Media Two Interactive

Ads in AI Are One Thing. Digital Ghosts Are Another.

Let’s start with a basic understanding that monetization of platforms is a given in the digital world. With ChatGPT’s rollout of paid ads in the past two weeks, it’s inevitable that change is coming for better or worse. 

It’s a business decision. I may not love the idea — especially if targeting is fueled by deeply personal prompts — but revenue from consumer use is the model virtually every major tech platform has adopted since the inception of Google AdWords in the 90’s.

Will the change-makers be transparent? They better be. Will advertising be labeled and evident to the user? This is a must. And will there be opt-ins available to users? This too is non-negotiable. Privacy has to be of the upmost importance.

But there’s a difference between monetizing a product and monetizing a person. And that’s where this gets dangerous.
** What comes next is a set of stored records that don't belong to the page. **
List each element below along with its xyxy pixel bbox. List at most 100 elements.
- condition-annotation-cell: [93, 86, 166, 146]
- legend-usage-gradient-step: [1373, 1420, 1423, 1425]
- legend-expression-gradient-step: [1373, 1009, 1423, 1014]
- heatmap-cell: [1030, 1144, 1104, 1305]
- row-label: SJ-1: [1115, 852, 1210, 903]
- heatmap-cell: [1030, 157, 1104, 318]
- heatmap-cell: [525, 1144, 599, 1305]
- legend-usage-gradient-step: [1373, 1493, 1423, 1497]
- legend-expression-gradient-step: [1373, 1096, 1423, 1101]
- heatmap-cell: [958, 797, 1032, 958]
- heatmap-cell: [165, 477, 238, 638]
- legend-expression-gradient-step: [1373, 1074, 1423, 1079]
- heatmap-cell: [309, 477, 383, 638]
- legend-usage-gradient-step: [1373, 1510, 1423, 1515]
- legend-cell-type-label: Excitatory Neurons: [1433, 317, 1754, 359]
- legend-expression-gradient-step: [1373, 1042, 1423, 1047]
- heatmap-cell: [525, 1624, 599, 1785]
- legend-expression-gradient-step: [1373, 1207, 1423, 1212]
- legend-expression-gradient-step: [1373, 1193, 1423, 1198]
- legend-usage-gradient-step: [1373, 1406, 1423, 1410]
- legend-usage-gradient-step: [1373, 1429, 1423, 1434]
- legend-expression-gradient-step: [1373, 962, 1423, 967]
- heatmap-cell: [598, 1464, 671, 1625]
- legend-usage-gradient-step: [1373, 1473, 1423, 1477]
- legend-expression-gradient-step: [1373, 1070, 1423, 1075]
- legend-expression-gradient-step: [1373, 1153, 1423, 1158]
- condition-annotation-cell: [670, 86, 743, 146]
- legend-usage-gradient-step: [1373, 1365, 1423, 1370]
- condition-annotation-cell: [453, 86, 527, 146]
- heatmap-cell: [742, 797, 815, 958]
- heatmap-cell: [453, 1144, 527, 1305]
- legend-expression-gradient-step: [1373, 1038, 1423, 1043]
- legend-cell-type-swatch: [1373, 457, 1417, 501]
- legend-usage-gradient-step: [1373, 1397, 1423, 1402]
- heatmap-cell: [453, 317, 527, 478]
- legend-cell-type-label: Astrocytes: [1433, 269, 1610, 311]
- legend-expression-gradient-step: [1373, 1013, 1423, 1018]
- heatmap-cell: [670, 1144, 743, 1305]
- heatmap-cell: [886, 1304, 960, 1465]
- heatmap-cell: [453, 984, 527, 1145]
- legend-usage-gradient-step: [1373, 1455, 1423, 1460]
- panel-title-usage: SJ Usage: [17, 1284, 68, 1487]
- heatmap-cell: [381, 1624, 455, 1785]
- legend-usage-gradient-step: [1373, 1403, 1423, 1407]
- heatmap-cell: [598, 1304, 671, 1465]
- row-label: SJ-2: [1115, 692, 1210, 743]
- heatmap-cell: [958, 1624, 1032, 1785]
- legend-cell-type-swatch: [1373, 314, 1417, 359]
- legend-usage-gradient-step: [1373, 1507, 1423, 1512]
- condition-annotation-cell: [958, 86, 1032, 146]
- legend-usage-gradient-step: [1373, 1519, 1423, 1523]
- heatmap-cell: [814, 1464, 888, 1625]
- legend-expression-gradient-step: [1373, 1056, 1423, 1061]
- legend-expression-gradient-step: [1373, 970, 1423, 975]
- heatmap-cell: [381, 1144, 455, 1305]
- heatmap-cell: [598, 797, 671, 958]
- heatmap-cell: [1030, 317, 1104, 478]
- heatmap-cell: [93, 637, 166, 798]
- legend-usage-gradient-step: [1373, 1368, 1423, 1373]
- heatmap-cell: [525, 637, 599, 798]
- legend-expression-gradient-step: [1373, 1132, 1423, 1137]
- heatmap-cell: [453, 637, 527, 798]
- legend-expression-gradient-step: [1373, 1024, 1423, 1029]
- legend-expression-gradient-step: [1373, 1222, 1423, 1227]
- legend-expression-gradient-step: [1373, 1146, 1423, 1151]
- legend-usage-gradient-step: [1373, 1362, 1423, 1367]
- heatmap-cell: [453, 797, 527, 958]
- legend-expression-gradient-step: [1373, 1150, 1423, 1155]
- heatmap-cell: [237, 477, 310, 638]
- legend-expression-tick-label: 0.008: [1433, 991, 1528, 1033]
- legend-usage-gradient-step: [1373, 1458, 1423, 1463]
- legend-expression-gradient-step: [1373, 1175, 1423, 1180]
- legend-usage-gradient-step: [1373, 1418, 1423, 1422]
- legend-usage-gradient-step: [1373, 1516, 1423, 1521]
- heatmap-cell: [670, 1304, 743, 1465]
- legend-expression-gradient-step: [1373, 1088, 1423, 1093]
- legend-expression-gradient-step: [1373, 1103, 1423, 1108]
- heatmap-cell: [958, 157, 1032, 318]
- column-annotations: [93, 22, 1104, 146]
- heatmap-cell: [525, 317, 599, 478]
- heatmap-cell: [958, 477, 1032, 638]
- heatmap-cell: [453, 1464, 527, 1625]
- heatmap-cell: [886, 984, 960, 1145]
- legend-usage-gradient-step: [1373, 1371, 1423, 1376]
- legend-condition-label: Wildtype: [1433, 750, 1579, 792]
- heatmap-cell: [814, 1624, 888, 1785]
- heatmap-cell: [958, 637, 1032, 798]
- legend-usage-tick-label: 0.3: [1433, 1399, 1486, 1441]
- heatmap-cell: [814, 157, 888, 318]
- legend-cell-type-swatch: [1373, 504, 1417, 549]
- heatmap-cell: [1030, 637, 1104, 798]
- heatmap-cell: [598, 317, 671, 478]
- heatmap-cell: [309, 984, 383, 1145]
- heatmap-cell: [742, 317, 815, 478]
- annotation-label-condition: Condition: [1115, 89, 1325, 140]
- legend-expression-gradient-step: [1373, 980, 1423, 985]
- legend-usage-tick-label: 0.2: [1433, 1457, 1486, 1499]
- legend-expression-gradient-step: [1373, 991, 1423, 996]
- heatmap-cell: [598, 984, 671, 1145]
The Patent That Should Make You Pause

If you haven’t heard, Meta was recently granted a patent for technology that could allow AI to keep posting on your behalf after you die.  This isn’t memorialization and it’s not archiving your history. This is posting, liking, messaging, and fully simulating YOU. A digital ghost that haunts indefinitely.

From a platform perspective, it preserves engagement. A deceased user is lost activity. An AI proxy fixes that.

Ethical? Hell no. I draw the line here. Because once your identity becomes something that can be replicated and extended for engagement metrics, you’re no longer just a user. You’re renewable inventory and an unlimited source of revenue for Meta.

Meanwhile, the Guardrails Feel Optional

At the same time, companies like OpenAI are expanding monetization strategies while navigating internal safety disputes and mounting lawsuits from publishers, artists, and authors alike.

These systems are trained on everything from medical fears to relationship struggles and even spiritual questions. It’s intimate, confessional and in a way therapeutic. Layer advertising on top of that without radical transparency and you don’t have innovation. You have exploitation.

This Isn’t Anti-AI

Let’s be clear. Narrow, specialized AI can be extraordinary. In healthcare, instant diagnostic modeling and predictive analytics are already reducing suffering and accelerating treatment. I’m walking proof having recently experience a traumatic back injury. I’m willing to wager these types of applications saved me months of recovery and pain.

That’s AI at its best — enhancing expertise, not impersonating humanity.

The problem isn’t intelligence augmentation, but rather identity commoditization.

Where the Line Should Be

Advertising in AI tools is a debate about monetization. Simulating a human being after death to preserve engagement is a debate about dignity.

If platforms can replicate your tone, extend your presence, and monetize your likeness indefinitely, the question isn’t whether it’s technically impressive. The question is: Who owns you when you’re gone?

Once your digital ghost is generating impressions, clicks, and ad signals, you’re not participating in the system anymore. You’re powering it. And that’s a line I believe we should firmly be unwilling to cross.